Privacy & Information Security Law Blog

On December 21, 2018, the Irish Data Protection Commission (the “DPC”) published preliminary guidance on data transfers to and from the UK in the event of a “no deal” Brexit (the “Guidance”). The Guidance is relevant for any Irish entities that transfer personal data to the UK, including Northern Ireland.

The Guidance notes that if the UK leaves the European Union at 00:00 CET on March 30, 2019, without a withdrawal agreement in place, the UK will be deemed a third country for the purposes of EU data transfers and will require Irish-based organizations and bodies to implement legal safeguards in order to continue transferring data to the UK or Northern Ireland.
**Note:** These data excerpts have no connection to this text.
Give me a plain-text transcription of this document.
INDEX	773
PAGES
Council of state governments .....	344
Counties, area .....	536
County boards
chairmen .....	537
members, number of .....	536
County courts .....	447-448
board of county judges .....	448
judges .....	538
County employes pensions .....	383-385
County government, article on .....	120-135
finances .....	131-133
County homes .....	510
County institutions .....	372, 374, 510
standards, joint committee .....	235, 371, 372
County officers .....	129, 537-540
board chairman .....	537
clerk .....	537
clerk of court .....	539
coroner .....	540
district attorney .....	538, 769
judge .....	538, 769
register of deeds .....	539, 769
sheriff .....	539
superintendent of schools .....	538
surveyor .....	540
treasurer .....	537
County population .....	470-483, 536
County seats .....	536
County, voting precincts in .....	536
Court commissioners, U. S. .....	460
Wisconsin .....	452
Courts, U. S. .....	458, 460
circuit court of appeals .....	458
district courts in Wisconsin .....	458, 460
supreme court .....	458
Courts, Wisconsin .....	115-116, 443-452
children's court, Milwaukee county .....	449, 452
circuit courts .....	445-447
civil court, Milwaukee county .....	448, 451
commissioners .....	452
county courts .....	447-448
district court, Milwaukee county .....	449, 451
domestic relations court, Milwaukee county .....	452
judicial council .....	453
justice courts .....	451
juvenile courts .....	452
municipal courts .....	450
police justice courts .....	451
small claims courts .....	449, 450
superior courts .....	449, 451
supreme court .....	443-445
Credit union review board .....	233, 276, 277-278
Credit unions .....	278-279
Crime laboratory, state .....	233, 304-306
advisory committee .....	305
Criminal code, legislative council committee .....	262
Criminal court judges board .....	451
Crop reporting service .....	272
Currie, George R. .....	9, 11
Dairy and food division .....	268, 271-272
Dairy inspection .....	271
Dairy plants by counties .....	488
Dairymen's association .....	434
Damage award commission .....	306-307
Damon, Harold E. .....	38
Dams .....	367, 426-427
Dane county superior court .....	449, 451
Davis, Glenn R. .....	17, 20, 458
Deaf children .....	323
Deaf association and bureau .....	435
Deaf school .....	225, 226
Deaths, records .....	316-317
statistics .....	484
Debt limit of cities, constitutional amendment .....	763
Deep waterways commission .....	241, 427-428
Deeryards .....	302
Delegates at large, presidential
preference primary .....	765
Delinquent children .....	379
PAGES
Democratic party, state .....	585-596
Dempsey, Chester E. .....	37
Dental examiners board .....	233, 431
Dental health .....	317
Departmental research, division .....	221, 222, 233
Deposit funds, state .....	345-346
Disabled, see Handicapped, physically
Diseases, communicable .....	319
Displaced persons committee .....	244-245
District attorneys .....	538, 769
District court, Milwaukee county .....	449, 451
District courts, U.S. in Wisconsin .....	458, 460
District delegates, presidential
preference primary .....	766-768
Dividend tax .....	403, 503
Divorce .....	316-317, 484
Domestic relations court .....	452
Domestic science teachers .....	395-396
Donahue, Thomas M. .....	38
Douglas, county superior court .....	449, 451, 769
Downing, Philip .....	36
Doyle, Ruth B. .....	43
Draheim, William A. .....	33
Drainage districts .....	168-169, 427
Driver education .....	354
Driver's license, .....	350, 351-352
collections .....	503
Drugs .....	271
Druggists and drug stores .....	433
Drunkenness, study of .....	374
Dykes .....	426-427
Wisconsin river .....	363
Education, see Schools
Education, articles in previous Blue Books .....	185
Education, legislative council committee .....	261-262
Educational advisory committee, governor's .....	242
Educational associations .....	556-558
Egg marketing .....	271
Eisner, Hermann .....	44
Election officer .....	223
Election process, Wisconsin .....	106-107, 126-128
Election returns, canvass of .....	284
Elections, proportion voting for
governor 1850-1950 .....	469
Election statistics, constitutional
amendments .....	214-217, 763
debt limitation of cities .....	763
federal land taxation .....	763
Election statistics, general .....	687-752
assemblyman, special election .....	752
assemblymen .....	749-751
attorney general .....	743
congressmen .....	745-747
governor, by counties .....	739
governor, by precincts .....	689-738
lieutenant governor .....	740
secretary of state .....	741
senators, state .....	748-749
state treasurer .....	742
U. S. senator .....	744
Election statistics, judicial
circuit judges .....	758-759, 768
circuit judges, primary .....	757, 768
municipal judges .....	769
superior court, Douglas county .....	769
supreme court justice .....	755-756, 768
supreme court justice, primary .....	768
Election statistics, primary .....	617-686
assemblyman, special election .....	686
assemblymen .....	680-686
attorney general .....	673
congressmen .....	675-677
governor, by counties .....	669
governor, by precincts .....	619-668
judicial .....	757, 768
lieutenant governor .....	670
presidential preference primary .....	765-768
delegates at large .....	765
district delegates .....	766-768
The Guidance provides several examples of data transfers that may be affected and includes a list of next steps for organizations to consider in the run up to the withdrawal date. These measures include:

• Mapping the personal data the organization currently transfers to the UK and Northern Ireland;
• Determining whether such transfers will need to continue beyond March 30, 2019; and
• Assessing the different transfer mechanisms available to see which one will be most appropriate for the organization to continue transferring their data and working to have it in place before the UK departs from the EU.

The Guidance concludes by noting that more information will be available from the DPC as the withdrawal date nears.

As we previously reported, the UK House of Commons rejected the draft Brexit withdrawal agreement on January 15, 2019, making the prospect of “no deal” Brexit still a possibility.